Question

Why alignment is invalid if a start/end coordinate is contained within the other read?

0

Entering edit mode

4.5 years ago

weishang ▴ 20

The manual of Trim Galore says : Trims 1 bp off every read from its 3' end. This may be needed for FastQ files that are to be aligned as paired-end data with Bowtie. This is because Bowtie (1) regards alignments like this:

R1 --------------------------->

R2 <---------------------------

or this:

R1 ----------------------->

R2 <-----------------

as invalid (whenever a start/end coordinate is contained within the other read).

But I still can't understand why alignment is invalid if a start/end coordinate is contained within the other read?
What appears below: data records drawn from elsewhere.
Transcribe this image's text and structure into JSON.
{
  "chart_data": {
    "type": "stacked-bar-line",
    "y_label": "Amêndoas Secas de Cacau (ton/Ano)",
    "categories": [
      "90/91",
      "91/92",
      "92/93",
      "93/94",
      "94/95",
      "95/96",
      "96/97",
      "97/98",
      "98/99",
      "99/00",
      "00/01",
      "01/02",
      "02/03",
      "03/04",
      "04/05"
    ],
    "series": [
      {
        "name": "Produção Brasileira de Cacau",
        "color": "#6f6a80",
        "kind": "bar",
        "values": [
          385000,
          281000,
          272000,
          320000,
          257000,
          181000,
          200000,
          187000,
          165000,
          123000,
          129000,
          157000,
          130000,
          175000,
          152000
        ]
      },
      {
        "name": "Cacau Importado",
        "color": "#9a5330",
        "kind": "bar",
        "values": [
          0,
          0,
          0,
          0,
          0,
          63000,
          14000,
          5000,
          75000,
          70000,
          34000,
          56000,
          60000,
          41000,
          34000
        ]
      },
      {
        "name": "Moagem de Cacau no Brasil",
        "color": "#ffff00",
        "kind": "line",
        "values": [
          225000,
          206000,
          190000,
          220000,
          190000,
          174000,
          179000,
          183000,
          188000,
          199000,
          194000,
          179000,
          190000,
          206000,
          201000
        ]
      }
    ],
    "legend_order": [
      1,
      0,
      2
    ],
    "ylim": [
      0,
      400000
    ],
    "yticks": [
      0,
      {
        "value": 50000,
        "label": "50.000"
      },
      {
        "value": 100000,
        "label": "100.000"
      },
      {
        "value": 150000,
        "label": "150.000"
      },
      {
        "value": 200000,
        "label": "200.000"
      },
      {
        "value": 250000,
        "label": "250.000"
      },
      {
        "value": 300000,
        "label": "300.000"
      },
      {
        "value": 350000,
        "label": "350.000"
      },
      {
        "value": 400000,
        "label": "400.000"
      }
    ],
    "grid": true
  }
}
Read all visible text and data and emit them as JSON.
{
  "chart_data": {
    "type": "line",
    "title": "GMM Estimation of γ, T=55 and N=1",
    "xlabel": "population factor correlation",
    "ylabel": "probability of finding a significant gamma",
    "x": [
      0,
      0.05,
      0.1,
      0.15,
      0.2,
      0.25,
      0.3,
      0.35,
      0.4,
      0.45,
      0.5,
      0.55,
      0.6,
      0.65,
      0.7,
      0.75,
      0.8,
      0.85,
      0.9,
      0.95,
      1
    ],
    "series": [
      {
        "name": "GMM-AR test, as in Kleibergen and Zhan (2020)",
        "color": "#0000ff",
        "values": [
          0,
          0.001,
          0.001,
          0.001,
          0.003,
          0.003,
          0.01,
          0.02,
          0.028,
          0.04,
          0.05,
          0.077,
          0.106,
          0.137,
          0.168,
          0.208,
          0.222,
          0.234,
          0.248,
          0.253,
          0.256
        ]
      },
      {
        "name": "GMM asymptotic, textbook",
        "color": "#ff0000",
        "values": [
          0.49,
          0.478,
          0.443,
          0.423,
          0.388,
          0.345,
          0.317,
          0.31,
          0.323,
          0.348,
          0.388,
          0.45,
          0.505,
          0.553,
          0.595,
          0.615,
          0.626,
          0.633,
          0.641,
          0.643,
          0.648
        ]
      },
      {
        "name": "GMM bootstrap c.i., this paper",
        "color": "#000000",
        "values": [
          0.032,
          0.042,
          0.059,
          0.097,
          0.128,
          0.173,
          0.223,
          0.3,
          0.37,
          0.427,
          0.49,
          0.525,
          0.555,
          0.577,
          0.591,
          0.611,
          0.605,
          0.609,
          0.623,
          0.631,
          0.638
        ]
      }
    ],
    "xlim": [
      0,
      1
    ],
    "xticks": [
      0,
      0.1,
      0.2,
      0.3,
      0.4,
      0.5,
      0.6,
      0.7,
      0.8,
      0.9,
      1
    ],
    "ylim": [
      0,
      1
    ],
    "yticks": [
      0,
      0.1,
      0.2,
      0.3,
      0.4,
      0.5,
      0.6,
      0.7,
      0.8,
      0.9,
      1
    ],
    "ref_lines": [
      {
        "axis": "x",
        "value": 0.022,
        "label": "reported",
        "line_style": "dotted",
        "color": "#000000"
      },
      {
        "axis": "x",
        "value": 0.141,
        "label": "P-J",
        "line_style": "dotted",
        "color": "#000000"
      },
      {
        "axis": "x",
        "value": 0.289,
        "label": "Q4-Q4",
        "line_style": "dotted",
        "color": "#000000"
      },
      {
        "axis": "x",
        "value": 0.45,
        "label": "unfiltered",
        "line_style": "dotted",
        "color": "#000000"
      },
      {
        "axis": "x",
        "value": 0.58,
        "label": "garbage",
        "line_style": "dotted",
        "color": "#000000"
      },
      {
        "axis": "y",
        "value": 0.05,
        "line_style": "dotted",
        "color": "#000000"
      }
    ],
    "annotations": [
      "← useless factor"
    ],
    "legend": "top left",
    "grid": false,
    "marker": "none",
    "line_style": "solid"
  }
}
Could some people explain that one to me?

Thanks a lot.

methylation trim galore bowtie alignment • 1.1k views

ADD COMMENT • link 4.5 years ago by weishang ▴ 20

0

Entering edit mode

I'd say by default you'd expect your paired-end reads to have quite large distance between them. Alignment where two reads are overlapping may mean that these reads come from repetitive region - the real distance between reads is large, but since both reads contain information about the same sequence (the region is repetitive), it maps them close to each other. However, <0 insert distance is not unusual for exome sequencing. I think I never faced this problem using bwa-mem.

ADD REPLY • link 4.5 years ago by German.M.Demidov ★ 2.9k

score 1 · Answer 1 · 2019-10-22

The title asks how to understand Trim_Galore --trim1 parameter, but apparently the real question is "why alignment is invalid if a start/end coordinate is contained within the other read?"

I don't know why bowtie considers an alignment invalid if a start/end coordinates is contained within the other read start/end coordinates. It could be a design decision (this would be my guess, probably to avoid funky reads - read more bellow), or it could be some limitation impose by Bowtie algorithm. The fact is bowtie manual clearly states this:

Paired-end alignments where one mate's alignment is entirely contained within the other's are considered invalid.

edit: bowtie source code comments at the file aligner.h hints it is a design decision:

    // Set begin/end to be a range of all reference
    // positions that are legally permitted to be involved in
    // the alignment of the outstanding mate.
    //
    // Note that one of the constraints imposed on which positions
    // go into this range is that the opposite mate cannot be
    // contained entirely within the anchor mate, or vice versa.

and:

        // We can also add a bit more if qlen is less than alen,
        // since we're requiring that opposite not be contained
        // within anchor.